É tão certa a consciência de que com os partidos de esquerda as possibilidades de diálogos já foram historicamente criadas, que lideranças dos movimentos negros continuam apostando em filiações no PT, PSOL, PCdoB ou PSB.
Pautas próximas ao cotidiano das periferias
Uma cobrança por representatividade não pode ser motivo para igualar militantes históricos a extremistas de direita em suas campanhas de demolição da esquerda.
Não há simetria possível e nunca houve uma escolha difícil.
Ao contrário, são as pautas dos movimentos negros que mais aproximam os partidos de esquerda das suas distinções históricas, como as preocupações por justiça social e igualdade de direitos, promovidos por políticas públicas de Estado.
Quem empurra a esquerda para a esquerda no Brasil somos nós, a esquerda negra. Porque a pauta do movimento negro sempre foi uma pauta emancipatória, progressista, posicionada nas agendas mais avançadas no Brasil e no mundo.”

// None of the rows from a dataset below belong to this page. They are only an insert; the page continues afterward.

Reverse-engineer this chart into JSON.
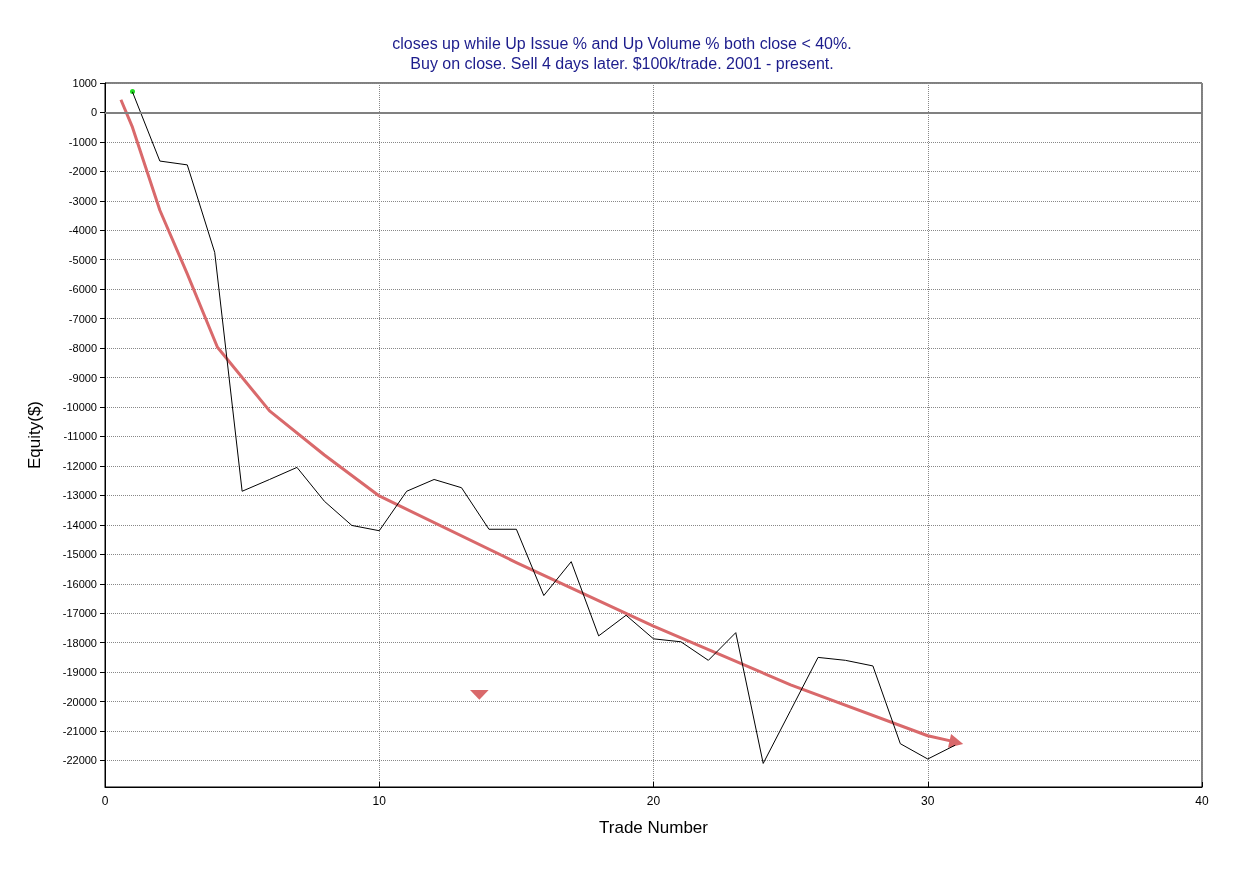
{
  "chart_data": {
    "type": "line",
    "title": "closes up while Up Issue % and Up Volume % both close < 40%.",
    "subtitle": "Buy on close. Sell 4 days later. $100k/trade. 2001 - present.",
    "xlabel": "Trade Number",
    "ylabel": "Equity($)",
    "x": [
      1,
      2,
      3,
      4,
      5,
      6,
      7,
      8,
      9,
      10,
      11,
      12,
      13,
      14,
      15,
      16,
      17,
      18,
      19,
      20,
      21,
      22,
      23,
      24,
      25,
      26,
      27,
      28,
      29,
      30,
      31
    ],
    "series": [
      {
        "color": "#000000",
        "values": [
          700,
          -1650,
          -1780,
          -4750,
          -12860,
          -12460,
          -12050,
          -13200,
          -14020,
          -14200,
          -12860,
          -12460,
          -12740,
          -14150,
          -14150,
          -16400,
          -15250,
          -17770,
          -17070,
          -17870,
          -17970,
          -18600,
          -17660,
          -22100,
          -20300,
          -18500,
          -18600,
          -18790,
          -21430,
          -21950,
          -21480
        ]
      },
      {
        "type": "line",
        "color": "#d9696b",
        "x": [
          0.58,
          1,
          2,
          3,
          4.1,
          6,
          8,
          10,
          15,
          20,
          25,
          30,
          30.95
        ],
        "values": [
          430,
          -500,
          -3320,
          -5480,
          -7970,
          -10130,
          -11630,
          -13020,
          -15280,
          -17440,
          -19430,
          -21160,
          -21360
        ]
      }
    ],
    "xlim": [
      0,
      40
    ],
    "xticks": [
      0,
      10,
      20,
      30,
      40
    ],
    "ylim": [
      -22900,
      1000
    ],
    "yticks": [
      1000,
      0,
      -1000,
      -2000,
      -3000,
      -4000,
      -5000,
      -6000,
      -7000,
      -8000,
      -9000,
      -10000,
      -11000,
      -12000,
      -13000,
      -14000,
      -15000,
      -16000,
      -17000,
      -18000,
      -19000,
      -20000,
      -21000,
      -22000
    ],
    "ref_lines": [
      {
        "axis": "y",
        "value": 0,
        "color": "#808080"
      }
    ],
    "grid": true,
    "marker": "none",
    "line_style": "solid"
  }
}
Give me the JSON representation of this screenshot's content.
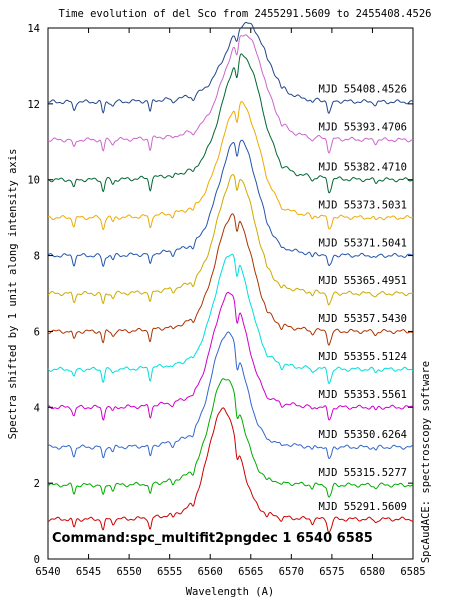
{
  "chart_data": {
    "type": "line",
    "title": "Time evolution of del Sco from 2455291.5609 to 2455408.4526",
    "xlabel": "Wavelength (A)",
    "ylabel": "Spectra shifted by 1 unit along intensity axis",
    "right_label": "SpcAudACE: spectroscopy software",
    "command": "Command:spc_multifit2pngdec 1 6540 6585",
    "xlim": [
      6540,
      6585
    ],
    "ylim": [
      0,
      14
    ],
    "xticks": [
      6540,
      6545,
      6550,
      6555,
      6560,
      6565,
      6570,
      6575,
      6580,
      6585
    ],
    "yticks": [
      0,
      2,
      4,
      6,
      8,
      10,
      12,
      14
    ],
    "grid": false,
    "series": [
      {
        "name": "MJD 55291.5609",
        "color": "#cc0000",
        "offset": 1.05,
        "peak": 2.55,
        "shape": 0
      },
      {
        "name": "MJD 55315.5277",
        "color": "#00aa00",
        "offset": 1.95,
        "peak": 2.45,
        "shape": 1
      },
      {
        "name": "MJD 55350.6264",
        "color": "#3366cc",
        "offset": 2.95,
        "peak": 2.55,
        "shape": 2
      },
      {
        "name": "MJD 55353.5561",
        "color": "#cc00cc",
        "offset": 4.0,
        "peak": 2.5,
        "shape": 3
      },
      {
        "name": "MJD 55355.5124",
        "color": "#00dddd",
        "offset": 5.0,
        "peak": 2.5,
        "shape": 4
      },
      {
        "name": "MJD 55357.5430",
        "color": "#aa3300",
        "offset": 6.0,
        "peak": 2.5,
        "shape": 5
      },
      {
        "name": "MJD 55365.4951",
        "color": "#ccaa00",
        "offset": 7.0,
        "peak": 2.5,
        "shape": 6
      },
      {
        "name": "MJD 55371.5041",
        "color": "#2255aa",
        "offset": 8.0,
        "peak": 2.4,
        "shape": 7
      },
      {
        "name": "MJD 55373.5031",
        "color": "#eeaa00",
        "offset": 9.0,
        "peak": 2.3,
        "shape": 8
      },
      {
        "name": "MJD 55382.4710",
        "color": "#006633",
        "offset": 10.0,
        "peak": 2.45,
        "shape": 9
      },
      {
        "name": "MJD 55393.4706",
        "color": "#cc66cc",
        "offset": 11.05,
        "peak": 2.05,
        "shape": 10
      },
      {
        "name": "MJD 55408.4526",
        "color": "#224488",
        "offset": 12.05,
        "peak": 1.5,
        "shape": 11
      }
    ]
  }
}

Vilma Reis, em entrevista a AzMina publicada no UOL
São os movimentos negros que estão nos cotidianos das favelas e periferias, enfrentando as violações de direitos, seja pelo trabalho digno atacado pelas relações coloniais; pelo acesso à cidade e à moradia; na luta pelas terras das comunidades tradicionais; pela liberdade religiosa contra a perseguição fundamentalista; e contra a pior tragédia brasileira: defendendo a juventude dos riscos de ser eliminada pela pretensa guerra às drogas e ao lado das mães negras que choram seus filhos assassinados pelo racismo.
Não dialogar com esse movimento em condições de igualdade é fugir ao compromisso de alterar de fato as estruturas sociais que ainda impedem o desenvolvimento justo e igualitário do país.